Open lbeckman314 opened 5 years ago

lbeckman314 commented 5 years ago

This issue has two proposed additions to the wget approach as outlined in the pubmed/data-extraction/extraction README.


1) Add a Zsh compatible wget command to the download instructions.

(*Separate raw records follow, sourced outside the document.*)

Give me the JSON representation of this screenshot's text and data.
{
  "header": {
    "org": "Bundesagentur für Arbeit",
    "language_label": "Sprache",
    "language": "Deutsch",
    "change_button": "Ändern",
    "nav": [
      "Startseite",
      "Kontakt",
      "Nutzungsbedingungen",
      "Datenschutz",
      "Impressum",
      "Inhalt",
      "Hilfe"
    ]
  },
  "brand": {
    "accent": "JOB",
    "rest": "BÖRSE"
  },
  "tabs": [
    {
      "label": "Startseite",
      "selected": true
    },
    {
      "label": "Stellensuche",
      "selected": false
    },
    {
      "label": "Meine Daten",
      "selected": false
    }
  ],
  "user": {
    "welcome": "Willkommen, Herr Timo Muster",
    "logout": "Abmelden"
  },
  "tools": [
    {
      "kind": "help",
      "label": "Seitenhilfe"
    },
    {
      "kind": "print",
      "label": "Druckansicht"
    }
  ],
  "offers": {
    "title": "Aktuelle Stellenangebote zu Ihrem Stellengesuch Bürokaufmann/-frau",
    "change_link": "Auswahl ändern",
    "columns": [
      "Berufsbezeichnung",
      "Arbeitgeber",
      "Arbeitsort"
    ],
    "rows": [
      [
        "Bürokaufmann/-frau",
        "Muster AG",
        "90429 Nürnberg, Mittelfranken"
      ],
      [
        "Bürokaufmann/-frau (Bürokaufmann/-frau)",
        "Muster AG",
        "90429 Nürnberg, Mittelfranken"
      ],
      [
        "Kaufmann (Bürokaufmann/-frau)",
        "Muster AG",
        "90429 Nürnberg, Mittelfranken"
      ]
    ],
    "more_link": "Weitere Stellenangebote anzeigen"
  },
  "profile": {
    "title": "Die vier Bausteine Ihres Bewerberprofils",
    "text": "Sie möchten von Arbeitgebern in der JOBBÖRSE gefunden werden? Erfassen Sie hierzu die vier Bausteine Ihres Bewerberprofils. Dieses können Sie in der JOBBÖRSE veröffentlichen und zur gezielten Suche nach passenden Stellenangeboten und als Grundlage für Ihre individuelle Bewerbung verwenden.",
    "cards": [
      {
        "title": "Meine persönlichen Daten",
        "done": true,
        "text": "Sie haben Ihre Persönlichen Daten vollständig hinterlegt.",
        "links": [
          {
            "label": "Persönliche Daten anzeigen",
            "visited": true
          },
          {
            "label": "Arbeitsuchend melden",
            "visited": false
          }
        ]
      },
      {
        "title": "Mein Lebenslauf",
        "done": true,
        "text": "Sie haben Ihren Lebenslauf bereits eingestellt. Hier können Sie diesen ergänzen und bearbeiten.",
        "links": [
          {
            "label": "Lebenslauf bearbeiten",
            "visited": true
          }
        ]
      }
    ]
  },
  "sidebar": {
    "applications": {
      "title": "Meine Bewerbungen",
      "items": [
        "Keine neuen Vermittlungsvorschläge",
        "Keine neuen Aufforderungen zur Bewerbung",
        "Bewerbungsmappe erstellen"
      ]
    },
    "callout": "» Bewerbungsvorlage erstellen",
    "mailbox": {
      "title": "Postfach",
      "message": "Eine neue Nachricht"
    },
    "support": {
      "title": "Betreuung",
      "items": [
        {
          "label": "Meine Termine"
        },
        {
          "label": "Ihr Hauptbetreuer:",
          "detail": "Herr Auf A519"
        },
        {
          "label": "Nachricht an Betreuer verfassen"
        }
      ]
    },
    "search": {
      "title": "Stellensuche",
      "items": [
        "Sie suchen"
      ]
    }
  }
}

Current Version (Zsh Error).

wget --cut-dirs 3 -r ftp://ftp.ncbi.nlm.nih.gov/pubmed/baseline/*.xml.gz
zsh: no matches found: ftp://ftp.ncbi.nlm.nih.gov/pubmed/baseline/*.xml.gz

Current Version (Zsh compatible).

wget --cut-dirs 3 -r 'ftp://ftp.ncbi.nlm.nih.gov/pubmed/baseline/*.xml.gz'
# Success!

2) Add a parallel wget command to the download instructions.

Parallel Version

parallel --bar 'wget --cut-dirs 3 -r ftp://ftp.ncbi.nih.gov/pubmed/baseline/pubmed19n$(printf "%04d" {1}).xml.gz' ::: $(seq 972)

Parallel Version (Zsh compatible)

parallel --bar 'wget --cut-dirs 3 -r -A pubmed19n$(printf "%04d" {1}).xml.gz ftp://ftp.ncbi.nih.gov/pubmed/baseline/' ::: $(seq 972)

Cons:

Pros:


Let me know if you have any suggestions. If these aren't suited for adoption, no worries!

Thanks for making a great resource!

liam